I realized this morning I could have used a mock/test double -- at the time I
was thinking I'd need to have some in-memory filesystem so I could later run
assertions. I guess I needed to sleep on it.

Anyhow, I'm sure I have run into similar issues where I've felt some pressure
to pick between getting some code out and getting some _good_ code out. That
is more what this post is about. I was using that as a recent example.

------
tomashubelbauer
I think the problem here is tooling. There's a lot of bad tooling in use, it
seems to be a universal problem across most if not all domains of software
development. I can't really relate to not wanting to write software as a
hobby, only doing it as a profession, if anything, for me it is the opposite.
And the reason is the same: hating to deal with bad tooling.
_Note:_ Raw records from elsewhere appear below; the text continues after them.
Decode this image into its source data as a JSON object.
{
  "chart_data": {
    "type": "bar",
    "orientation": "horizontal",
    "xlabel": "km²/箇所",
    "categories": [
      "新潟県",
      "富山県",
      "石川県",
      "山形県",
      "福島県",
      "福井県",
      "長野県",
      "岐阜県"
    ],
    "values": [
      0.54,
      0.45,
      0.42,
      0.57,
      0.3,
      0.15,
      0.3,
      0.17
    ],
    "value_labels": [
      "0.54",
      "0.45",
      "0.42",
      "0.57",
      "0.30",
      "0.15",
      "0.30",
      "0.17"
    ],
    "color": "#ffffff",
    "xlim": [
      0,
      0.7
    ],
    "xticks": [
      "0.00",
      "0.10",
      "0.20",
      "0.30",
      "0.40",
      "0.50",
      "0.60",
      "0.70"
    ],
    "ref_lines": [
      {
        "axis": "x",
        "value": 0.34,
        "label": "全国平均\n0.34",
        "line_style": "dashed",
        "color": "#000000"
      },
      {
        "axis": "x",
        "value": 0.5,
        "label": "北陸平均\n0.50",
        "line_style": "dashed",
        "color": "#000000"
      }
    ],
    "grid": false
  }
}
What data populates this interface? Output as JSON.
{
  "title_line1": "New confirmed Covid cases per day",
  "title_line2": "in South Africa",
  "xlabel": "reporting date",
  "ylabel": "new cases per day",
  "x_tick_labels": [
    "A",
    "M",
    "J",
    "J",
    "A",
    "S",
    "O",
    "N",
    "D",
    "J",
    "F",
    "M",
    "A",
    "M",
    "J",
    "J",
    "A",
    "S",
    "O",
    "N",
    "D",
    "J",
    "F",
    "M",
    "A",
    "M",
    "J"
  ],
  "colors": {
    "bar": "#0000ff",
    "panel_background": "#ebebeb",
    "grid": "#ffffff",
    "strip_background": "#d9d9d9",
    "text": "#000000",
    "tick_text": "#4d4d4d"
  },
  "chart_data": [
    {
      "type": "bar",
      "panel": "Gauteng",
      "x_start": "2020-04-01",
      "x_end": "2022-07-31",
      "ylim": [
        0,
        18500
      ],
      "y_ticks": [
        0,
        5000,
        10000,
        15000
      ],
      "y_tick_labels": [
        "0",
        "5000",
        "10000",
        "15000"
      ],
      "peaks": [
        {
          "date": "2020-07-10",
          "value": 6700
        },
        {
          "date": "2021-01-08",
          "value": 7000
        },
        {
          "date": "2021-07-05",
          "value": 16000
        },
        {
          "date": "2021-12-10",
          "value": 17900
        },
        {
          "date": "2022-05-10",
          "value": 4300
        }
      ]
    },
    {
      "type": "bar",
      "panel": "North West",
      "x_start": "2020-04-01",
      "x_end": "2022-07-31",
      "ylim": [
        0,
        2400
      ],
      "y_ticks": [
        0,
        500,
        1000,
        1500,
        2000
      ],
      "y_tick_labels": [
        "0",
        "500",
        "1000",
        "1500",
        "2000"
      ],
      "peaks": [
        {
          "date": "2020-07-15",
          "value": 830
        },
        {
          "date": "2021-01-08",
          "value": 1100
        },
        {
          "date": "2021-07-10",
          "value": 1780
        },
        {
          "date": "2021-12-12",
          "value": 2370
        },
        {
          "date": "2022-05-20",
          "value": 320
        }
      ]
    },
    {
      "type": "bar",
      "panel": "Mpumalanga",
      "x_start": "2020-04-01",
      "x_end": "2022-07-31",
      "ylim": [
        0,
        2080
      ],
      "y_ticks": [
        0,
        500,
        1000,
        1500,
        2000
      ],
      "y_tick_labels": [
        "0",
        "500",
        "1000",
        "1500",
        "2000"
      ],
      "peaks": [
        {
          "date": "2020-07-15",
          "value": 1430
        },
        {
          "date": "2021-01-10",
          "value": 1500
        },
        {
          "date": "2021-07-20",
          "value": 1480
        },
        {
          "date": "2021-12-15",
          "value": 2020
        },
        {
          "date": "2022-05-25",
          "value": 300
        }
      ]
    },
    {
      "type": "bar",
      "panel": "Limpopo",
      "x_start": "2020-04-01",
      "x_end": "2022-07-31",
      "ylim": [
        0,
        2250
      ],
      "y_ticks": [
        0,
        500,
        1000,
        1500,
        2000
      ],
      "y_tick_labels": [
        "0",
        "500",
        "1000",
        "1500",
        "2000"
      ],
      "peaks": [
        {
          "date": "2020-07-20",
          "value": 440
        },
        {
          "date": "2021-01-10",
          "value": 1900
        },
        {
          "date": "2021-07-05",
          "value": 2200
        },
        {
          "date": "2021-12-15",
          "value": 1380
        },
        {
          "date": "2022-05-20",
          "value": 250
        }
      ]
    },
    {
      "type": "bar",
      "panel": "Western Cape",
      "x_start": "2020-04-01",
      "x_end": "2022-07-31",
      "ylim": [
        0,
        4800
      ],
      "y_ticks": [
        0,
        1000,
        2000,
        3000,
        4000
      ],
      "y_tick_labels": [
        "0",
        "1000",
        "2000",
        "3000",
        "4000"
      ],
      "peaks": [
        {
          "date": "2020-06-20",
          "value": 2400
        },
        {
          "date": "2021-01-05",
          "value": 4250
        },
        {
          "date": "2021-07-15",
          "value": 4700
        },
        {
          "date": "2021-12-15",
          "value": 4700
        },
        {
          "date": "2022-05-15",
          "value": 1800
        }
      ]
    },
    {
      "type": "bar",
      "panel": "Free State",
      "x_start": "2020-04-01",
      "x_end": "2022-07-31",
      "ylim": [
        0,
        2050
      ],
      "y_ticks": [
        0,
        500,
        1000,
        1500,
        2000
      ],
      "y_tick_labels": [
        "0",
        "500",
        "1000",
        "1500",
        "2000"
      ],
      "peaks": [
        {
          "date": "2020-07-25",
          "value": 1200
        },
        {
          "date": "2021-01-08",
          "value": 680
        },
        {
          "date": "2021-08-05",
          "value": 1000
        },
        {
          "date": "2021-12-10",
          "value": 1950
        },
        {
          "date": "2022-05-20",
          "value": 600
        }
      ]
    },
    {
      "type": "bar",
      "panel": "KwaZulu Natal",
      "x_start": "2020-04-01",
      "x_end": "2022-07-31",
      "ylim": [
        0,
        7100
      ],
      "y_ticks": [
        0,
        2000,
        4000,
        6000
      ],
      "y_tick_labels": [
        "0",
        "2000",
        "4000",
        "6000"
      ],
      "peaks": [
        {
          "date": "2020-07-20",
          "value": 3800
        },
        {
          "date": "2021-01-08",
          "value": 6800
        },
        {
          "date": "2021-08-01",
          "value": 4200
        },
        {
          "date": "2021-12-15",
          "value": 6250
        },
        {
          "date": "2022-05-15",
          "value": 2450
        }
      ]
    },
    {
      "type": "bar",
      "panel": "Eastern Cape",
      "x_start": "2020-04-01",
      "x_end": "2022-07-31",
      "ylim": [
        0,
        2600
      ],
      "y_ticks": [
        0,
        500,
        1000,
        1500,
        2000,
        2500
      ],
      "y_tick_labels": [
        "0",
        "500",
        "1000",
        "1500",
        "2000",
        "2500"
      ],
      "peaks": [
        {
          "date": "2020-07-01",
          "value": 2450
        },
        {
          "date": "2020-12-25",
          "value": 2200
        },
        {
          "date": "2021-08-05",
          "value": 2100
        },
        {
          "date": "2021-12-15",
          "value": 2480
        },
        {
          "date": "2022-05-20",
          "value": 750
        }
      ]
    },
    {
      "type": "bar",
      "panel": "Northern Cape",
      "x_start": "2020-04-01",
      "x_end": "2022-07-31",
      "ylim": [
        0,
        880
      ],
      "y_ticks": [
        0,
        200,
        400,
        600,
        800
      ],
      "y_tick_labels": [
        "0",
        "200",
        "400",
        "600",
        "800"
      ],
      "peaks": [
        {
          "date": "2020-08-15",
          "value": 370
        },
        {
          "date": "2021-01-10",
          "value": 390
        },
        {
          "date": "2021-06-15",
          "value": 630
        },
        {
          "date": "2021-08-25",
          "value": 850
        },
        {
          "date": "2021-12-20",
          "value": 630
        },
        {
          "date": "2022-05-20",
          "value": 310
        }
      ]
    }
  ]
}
Fortunately, I
get paid to do it when writing software professionally which makes it
bearable. In my spare time, I don't, so I don't deal with bad tooling and use
only good tools or make my own tools when there's not a good one to grab off
the shelf.

------
fwsgonzo
I guess I haven't. I also don't write many tests, but I do write a testsuite
when I get really stuck with something. For example, I couldn't trust my
floating-point implementation in a RISC-V emulator, so I wrote a program that
should run inside it that asserts on every operation and C-function that does
floating-point calculations. I found so many bugs using that. But, I also
don't particularly care, you know.

If you're doing something as a hobby, don't sweat about the tests. Just do it
because it's fun - and the second it stops being fun do something else.